The Communion Service: The “What” and the “Why”

Two questions that should guide anything we do in expressing our Christian faith are: what must be done?  Why must it be done?  If we don’t understand the “why”, then the activity in question can very easily become routine and devoid of significance.  Continuing our “re-thinking” of the Communion service in our churches, we can now apply these same two questions (what? why?) in this case:

(1) What are the essential actions that should constitute any Communion service?

(2) What is the central purpose of the Communion service?

What are the essential actions in Communion?  The apostle Paul in 1 Corinthians 11.23-26 presents instruction from Jesus that he has already passed on to the church at Corinth.  On the night of his betrayal, Jesus, at supper with his disciples, took bread, gave thanks to God for it, and broke it.  He links the bread with his body and calls upon believers to emulate his example:

(i) take bread

(ii) give thanks to God for it

(iii) explain its significance in being linked with the physical body of Jesus to be sacrificed on the cross

(iv) break it for distribution among those present).

After supper, Jesus took the cup and connects it with the new covenant to be ratified through his death on the cross.  From other accounts, Jesus explicitly gave thanks for the cup as well.  Like the bread, the cup is to be partaken of for Christ’s remembrance.

To summarize, the definitive aspects of the Supper include for both bread and cup (in sequence):

(1) presentation of the element

(2) giving of thanks for the element

(3) explanation of the ceremonial significance of the element

(4) partaking of the element by the participants.

What is the central purpose in Communion?  The command from Jesus is to partake of the bread and cup as a remembrance of him.  The Lord’s Supper was instituted in the midst of a Passover meal, which was itself a remembrance of Israel’s redemption from slavery in Egypt (Ex. 13:3 And Moses said unto the people, Remember this day, in which ye came out from Egypt, out of the house of bondage; for by strength of hand Jehovah brought you out from this place).  As we remember Christ crucified, the “Passover” sacrifice according to Paul (1 Cor 5.7), we engage in similar activity as those who observe the Passover.  During the Feast of Unleavened Bread in connection with Passover, Israel would consume a material item (unleavened bread) as a way to vividly recall the great event of national redemption.  So, in Communion, we use the material (bread and wine) to help us vividly recall the great event of eternal redemption.
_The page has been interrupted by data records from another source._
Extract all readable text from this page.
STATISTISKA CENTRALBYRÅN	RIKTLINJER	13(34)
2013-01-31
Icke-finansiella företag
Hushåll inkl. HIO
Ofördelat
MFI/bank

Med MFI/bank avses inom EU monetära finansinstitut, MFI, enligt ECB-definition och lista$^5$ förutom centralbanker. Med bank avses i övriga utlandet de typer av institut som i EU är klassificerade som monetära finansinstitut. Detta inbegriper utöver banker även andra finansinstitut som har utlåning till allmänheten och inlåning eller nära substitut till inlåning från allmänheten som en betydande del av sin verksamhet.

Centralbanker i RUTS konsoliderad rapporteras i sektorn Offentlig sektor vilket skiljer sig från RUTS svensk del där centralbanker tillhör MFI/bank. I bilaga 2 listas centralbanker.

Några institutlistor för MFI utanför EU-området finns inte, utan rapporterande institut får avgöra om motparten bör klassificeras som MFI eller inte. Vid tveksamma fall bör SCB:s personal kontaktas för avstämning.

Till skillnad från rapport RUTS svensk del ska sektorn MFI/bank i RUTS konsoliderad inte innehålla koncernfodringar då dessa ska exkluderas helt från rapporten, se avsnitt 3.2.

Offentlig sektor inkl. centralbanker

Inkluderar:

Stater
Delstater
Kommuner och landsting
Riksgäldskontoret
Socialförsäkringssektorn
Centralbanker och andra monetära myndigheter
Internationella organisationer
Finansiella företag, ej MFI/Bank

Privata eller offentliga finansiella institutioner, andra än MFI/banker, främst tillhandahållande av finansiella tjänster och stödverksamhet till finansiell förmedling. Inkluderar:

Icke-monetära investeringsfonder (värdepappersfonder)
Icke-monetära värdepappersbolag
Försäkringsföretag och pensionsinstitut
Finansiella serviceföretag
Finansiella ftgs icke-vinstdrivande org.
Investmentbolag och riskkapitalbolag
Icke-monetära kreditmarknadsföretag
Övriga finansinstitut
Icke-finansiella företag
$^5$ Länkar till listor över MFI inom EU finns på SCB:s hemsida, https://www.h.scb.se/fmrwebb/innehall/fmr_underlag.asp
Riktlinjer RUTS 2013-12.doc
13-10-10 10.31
It should be noted that the remembrance which the passage calls us to is not merely a cognitive, mental thought process whereby we, at a distance from the past event, objectively consider the meaning of the event.  Rather, the remembering is done through a process that has been termed “historical recital”.  Brethren theologian, Vernard Eller, writes: “’Historical Recital’ …is that form of worship in which the community’s recital of the mighty acts of God from their common history enables the worshippers in effect to make themselves contemporary with God’s action of those saving moments. It always assumes the faith community’s on-going role within the total history of God’s work from Creation to New Creation. Here the community uses the bread and cup to remind itself of the Grand Drama in which it is playing a part.”  It could be said that, often, in discussion of the meaning of the Supper, its memorial nature may not be appreciated sufficiently.  If the Supper’s observance were merely an aloof, disconnected intellectual exercise, perhaps one could understand its deprecation.  However, through biblical remembrance, we build a bridge from the past event, through the medium of food and drink, to our position as recipients of grace two millennia later.  It is no small thing that the Lord’s Supper calls us to remember Jesus Christ.

So, what about you?  

When your church observes Communion (a.k.a. Eucharist, a.k.a. Lord’s Supper), do they follow a given pattern?  

Do they emphasize that the church is remembering the historical event of Christ’s mighty act of redemption?